The dummy engine is made from depron discs glued together and then the gaps between the cylinders were cut out. It was painted black and generally smudged with silver paint . I managed to find some old transfers for the fuselage roundels, but those on the wings had to be cut from trim. Mike Roach was good enough to cut me some tip floats from pink foam. Rub down lettering was used on the fuselage which surprisingly worked without problems onto the painted Depron. The pictures on the log book and key data pages show the finished model.

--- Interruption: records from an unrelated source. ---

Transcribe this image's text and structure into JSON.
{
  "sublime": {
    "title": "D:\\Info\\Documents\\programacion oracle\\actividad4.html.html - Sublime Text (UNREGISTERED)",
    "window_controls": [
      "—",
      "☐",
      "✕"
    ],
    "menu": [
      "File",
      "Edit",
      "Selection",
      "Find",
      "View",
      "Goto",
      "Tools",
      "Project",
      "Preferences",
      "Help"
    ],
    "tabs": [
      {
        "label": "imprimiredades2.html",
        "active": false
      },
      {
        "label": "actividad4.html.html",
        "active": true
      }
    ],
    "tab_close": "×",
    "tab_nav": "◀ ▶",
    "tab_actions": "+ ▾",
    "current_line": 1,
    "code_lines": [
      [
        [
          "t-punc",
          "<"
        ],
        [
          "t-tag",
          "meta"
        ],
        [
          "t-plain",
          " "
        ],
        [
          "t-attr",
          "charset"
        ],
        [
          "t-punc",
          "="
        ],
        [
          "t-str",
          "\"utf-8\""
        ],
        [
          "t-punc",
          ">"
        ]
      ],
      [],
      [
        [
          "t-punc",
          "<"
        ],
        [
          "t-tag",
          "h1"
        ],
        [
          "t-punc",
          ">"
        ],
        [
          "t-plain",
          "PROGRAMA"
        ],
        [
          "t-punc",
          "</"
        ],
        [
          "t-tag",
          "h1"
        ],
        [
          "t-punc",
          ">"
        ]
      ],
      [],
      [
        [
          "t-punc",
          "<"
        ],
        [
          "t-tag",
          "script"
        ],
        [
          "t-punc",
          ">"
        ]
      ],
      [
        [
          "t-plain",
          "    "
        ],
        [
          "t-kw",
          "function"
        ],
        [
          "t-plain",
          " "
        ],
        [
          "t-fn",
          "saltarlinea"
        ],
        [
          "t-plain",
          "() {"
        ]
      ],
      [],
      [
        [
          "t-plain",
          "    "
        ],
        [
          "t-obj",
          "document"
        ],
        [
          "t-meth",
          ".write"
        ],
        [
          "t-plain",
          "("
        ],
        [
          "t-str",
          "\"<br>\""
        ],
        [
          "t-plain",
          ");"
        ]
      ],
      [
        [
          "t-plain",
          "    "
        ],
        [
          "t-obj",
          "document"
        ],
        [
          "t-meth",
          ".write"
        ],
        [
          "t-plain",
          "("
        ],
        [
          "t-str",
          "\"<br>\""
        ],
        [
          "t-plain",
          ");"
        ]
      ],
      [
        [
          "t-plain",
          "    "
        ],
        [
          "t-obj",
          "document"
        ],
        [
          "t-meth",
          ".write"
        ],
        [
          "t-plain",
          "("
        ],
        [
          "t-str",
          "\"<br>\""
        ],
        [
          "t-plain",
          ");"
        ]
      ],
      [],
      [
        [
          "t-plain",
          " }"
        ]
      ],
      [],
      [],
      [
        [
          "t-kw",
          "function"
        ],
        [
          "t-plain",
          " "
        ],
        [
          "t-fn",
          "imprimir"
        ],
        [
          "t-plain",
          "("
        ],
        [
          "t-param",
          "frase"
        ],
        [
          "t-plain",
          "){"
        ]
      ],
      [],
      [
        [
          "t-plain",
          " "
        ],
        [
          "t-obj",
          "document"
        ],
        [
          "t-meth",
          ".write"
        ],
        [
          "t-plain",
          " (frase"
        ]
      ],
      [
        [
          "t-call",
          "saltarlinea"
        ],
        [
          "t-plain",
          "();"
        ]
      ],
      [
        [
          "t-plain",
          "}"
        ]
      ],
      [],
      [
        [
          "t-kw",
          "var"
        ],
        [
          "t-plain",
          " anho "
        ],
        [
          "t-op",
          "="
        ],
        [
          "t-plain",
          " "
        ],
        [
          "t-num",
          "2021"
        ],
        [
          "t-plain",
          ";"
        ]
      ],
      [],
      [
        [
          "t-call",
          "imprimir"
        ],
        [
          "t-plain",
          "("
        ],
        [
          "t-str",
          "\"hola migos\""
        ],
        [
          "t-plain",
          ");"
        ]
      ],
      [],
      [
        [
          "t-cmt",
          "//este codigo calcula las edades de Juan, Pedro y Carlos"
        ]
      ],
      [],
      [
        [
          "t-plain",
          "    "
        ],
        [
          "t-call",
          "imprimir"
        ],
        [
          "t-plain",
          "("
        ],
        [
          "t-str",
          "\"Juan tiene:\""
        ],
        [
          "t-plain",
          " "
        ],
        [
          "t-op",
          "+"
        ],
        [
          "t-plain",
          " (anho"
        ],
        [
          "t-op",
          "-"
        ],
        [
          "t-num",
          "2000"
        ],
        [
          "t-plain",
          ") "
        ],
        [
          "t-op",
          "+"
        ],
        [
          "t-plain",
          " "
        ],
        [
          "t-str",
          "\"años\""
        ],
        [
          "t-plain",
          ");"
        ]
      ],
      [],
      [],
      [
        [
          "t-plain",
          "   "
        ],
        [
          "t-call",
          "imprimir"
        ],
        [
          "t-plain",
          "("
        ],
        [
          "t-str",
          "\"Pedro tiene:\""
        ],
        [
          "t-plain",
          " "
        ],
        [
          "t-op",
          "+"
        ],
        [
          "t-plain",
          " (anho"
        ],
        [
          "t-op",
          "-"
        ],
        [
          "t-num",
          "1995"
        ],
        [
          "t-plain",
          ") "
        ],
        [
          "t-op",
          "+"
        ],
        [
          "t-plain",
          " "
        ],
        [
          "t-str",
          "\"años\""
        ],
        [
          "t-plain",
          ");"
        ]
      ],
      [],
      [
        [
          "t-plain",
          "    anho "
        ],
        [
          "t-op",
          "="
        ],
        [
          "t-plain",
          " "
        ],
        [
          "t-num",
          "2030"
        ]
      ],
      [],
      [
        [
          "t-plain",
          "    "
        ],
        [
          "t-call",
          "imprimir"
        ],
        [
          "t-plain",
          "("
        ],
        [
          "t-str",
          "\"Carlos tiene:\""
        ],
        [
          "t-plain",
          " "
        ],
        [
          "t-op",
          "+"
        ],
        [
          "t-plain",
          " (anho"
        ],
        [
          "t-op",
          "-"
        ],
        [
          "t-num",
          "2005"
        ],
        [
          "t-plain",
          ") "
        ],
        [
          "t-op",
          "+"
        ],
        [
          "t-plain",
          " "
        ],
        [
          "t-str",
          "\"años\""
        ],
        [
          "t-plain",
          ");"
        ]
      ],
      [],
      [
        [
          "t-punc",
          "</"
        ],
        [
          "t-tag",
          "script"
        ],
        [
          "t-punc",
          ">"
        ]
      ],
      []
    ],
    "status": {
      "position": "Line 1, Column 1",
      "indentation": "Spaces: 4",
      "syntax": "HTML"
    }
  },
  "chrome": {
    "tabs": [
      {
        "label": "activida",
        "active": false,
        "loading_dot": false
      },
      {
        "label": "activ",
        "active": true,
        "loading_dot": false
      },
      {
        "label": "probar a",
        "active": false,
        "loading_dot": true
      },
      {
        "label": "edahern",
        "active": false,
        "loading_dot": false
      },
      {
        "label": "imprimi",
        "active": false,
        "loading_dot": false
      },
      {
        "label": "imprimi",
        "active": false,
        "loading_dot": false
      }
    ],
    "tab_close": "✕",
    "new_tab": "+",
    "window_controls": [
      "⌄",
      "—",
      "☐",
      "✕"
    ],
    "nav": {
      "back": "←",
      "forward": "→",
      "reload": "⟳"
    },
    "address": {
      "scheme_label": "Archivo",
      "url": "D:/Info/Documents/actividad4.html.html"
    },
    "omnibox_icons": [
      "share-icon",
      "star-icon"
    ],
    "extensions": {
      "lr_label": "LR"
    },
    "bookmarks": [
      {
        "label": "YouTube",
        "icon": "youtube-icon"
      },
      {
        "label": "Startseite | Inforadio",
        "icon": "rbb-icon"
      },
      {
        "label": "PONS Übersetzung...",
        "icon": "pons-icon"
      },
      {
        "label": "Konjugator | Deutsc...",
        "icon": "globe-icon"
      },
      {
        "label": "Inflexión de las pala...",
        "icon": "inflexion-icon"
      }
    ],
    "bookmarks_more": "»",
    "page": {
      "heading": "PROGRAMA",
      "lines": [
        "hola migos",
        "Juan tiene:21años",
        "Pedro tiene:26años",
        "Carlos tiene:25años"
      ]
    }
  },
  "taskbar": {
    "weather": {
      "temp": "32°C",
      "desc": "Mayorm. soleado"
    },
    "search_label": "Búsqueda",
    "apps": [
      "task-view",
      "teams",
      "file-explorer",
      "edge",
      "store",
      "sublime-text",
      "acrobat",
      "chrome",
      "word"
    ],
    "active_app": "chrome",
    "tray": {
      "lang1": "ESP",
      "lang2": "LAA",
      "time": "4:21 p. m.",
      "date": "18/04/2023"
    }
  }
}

The only flying shot at the moment is this video frame grab (which you can click on to enlarge). In finished form, the model flies very well - you can judge the flying speed from the angle of dangle of the aerial wire. In cruising flight, the model turns well in spite of the lack of dihedral but I must admit that I have not yet tried flying the Walrus in the smaller halls. With most indoor models, the threat of an approaching wall can be countered by pulling a bit of up elevator and applying full power, whilst of course holding full rudder. This produces a sort of chandelle cum stall turn which is usually enough to get you out of trouble. With the Walrus though, this doesn't work because full power simply pushes the nose down so, instead of turning more sharply it merely accelerates towards the approaching wall. I am currently experimenting with coupling up elevator to the throttle to counter the effects of the high thrust line.